Supercritical Water Desulfurization of Organic Sulfides Is Consistent with Free-Radical Kinetics

Supercritical water desulfurization (SCWDS) has potential as a technique for removing sulfur from feedstocks such as heavy oil and bitumen. However, a fundamental understanding of SCWDS (such as the underlying chemical mechanisms, relative rates of desulfurization, and the role of SCW and hydrocarbons) is limited. In the present work, we have gained molecular-level insights into this process by measuring the kinetics of decomposition of a variety of organic sulfides in the presence of hydrocarbons and supercritical water in a continuously fed stirred-tank reactor (CSTR).
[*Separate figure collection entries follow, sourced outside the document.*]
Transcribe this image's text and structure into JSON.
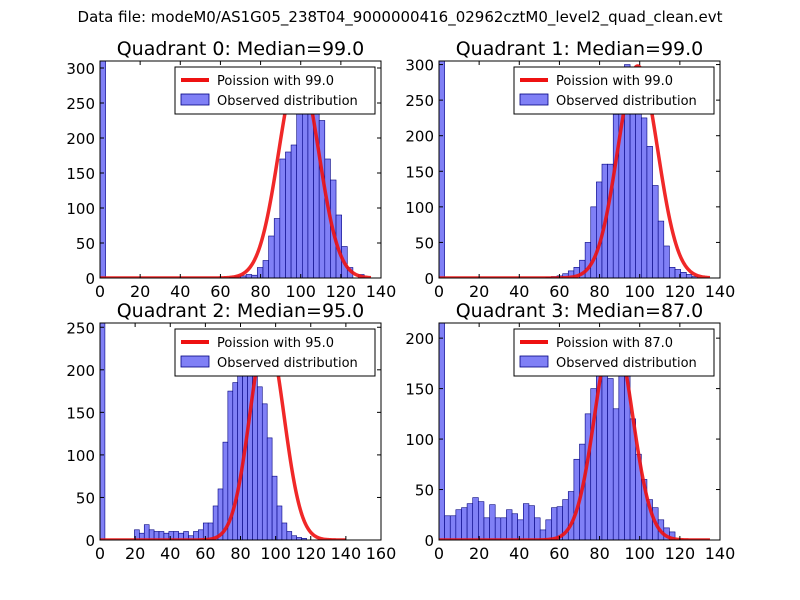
{
  "figure": {
    "suptitle": "Data file: modeM0/AS1G05_238T04_9000000416_02962cztM0_level2_quad_clean.evt"
  },
  "chart_data": [
    {
      "type": "bar",
      "title": "Quadrant 0: Median=99.0",
      "xlabel": "",
      "ylabel": "",
      "xlim": [
        0,
        140
      ],
      "ylim": [
        0,
        310
      ],
      "xticks": [
        0,
        20,
        40,
        60,
        80,
        100,
        120,
        140
      ],
      "yticks": [
        0,
        50,
        100,
        150,
        200,
        250,
        300
      ],
      "legend_position": "top-right",
      "legend": [
        "Poission with 99.0",
        "Observed distribution"
      ],
      "bin_width": 2.8,
      "bin_start": 0,
      "histogram_counts": [
        310,
        0,
        0,
        0,
        0,
        0,
        0,
        0,
        0,
        0,
        0,
        0,
        0,
        0,
        0,
        0,
        0,
        0,
        0,
        0,
        0,
        0,
        0,
        1,
        2,
        3,
        5,
        4,
        15,
        25,
        60,
        85,
        170,
        180,
        190,
        280,
        250,
        240,
        300,
        225,
        170,
        140,
        90,
        45,
        15,
        0,
        5,
        0,
        0,
        0
      ],
      "poisson_line": {
        "lambda": 99.0,
        "peak": 298,
        "x_from": 0,
        "x_to": 135
      }
    },
    {
      "type": "bar",
      "title": "Quadrant 1: Median=99.0",
      "xlabel": "",
      "ylabel": "",
      "xlim": [
        0,
        140
      ],
      "ylim": [
        0,
        305
      ],
      "xticks": [
        0,
        20,
        40,
        60,
        80,
        100,
        120,
        140
      ],
      "yticks": [
        0,
        50,
        100,
        150,
        200,
        250,
        300
      ],
      "legend_position": "top-right",
      "legend": [
        "Poission with 99.0",
        "Observed distribution"
      ],
      "bin_width": 2.8,
      "bin_start": 0,
      "histogram_counts": [
        305,
        0,
        0,
        0,
        0,
        0,
        0,
        0,
        0,
        0,
        0,
        0,
        0,
        0,
        0,
        0,
        0,
        0,
        0,
        1,
        2,
        3,
        6,
        10,
        15,
        25,
        50,
        100,
        135,
        160,
        160,
        230,
        265,
        300,
        290,
        240,
        225,
        185,
        130,
        80,
        45,
        15,
        12,
        8,
        5,
        2,
        0,
        0,
        0,
        0
      ],
      "poisson_line": {
        "lambda": 99.0,
        "peak": 298,
        "x_from": 0,
        "x_to": 135
      }
    },
    {
      "type": "bar",
      "title": "Quadrant 2: Median=95.0",
      "xlabel": "",
      "ylabel": "",
      "xlim": [
        0,
        160
      ],
      "ylim": [
        0,
        255
      ],
      "xticks": [
        0,
        20,
        40,
        60,
        80,
        100,
        120,
        140,
        160
      ],
      "yticks": [
        0,
        50,
        100,
        150,
        200,
        250
      ],
      "legend_position": "top-right",
      "legend": [
        "Poission with 95.0",
        "Observed distribution"
      ],
      "bin_width": 2.8,
      "bin_start": 0,
      "histogram_counts": [
        255,
        0,
        0,
        0,
        0,
        0,
        0,
        12,
        8,
        18,
        12,
        10,
        10,
        8,
        10,
        10,
        8,
        10,
        5,
        10,
        12,
        20,
        20,
        40,
        60,
        115,
        175,
        185,
        200,
        220,
        195,
        220,
        180,
        160,
        120,
        75,
        40,
        20,
        10,
        5,
        3,
        2,
        0,
        0,
        0,
        0,
        0,
        0,
        0,
        0
      ],
      "poisson_line": {
        "lambda": 95.0,
        "peak": 242,
        "x_from": 0,
        "x_to": 140
      }
    },
    {
      "type": "bar",
      "title": "Quadrant 3: Median=87.0",
      "xlabel": "",
      "ylabel": "",
      "xlim": [
        0,
        140
      ],
      "ylim": [
        0,
        215
      ],
      "xticks": [
        0,
        20,
        40,
        60,
        80,
        100,
        120,
        140
      ],
      "yticks": [
        0,
        50,
        100,
        150,
        200
      ],
      "legend_position": "top-right",
      "legend": [
        "Poission with 87.0",
        "Observed distribution"
      ],
      "bin_width": 2.8,
      "bin_start": 0,
      "histogram_counts": [
        215,
        24,
        24,
        30,
        32,
        36,
        42,
        38,
        22,
        35,
        22,
        22,
        30,
        26,
        20,
        36,
        34,
        22,
        10,
        20,
        32,
        33,
        40,
        48,
        80,
        95,
        125,
        150,
        180,
        185,
        160,
        130,
        175,
        165,
        120,
        85,
        60,
        40,
        32,
        20,
        12,
        8,
        0,
        0,
        0,
        0,
        0,
        0,
        0,
        0
      ],
      "poisson_line": {
        "lambda": 87.0,
        "peak": 207,
        "x_from": 0,
        "x_to": 135
      }
    }
  ],
  "colors": {
    "bar_fill": "#8080f6",
    "bar_edge": "#000080",
    "line": "#ee1111",
    "text": "#000000"
  }
}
The results are consistent with a free-radical mechanism, with hydrogen abstraction from the sulfide as the rate-determining step. The decomposition rates of the aliphatic and aromatic sulfides varied depending on their molecular structure, with conversions after 31 min at 400 degrees C ranging from less than 3% (our detection limits) to more than 90%. These differences in the reactivity correlate with the estimated heats of reaction for the critical hydrogen abstraction. The decomposition rates of the sulfides were affected by the presence of hydrocarbon carriers, with the rates being higher in the presence of alkanes than in the presence of toluene, as expected for a free-radical process. Product distributions and rates of radical-induced alkane cracking during this process were likewise affected by the presence of different sulfides. The decomposition of several different sulfides is consistent with 3/2 power kinetics, providing further evidence that the reaction proceeds via a radical mechanism. The knowledge developed in the current work provides a fundamental basis for further improvements in SCWDS.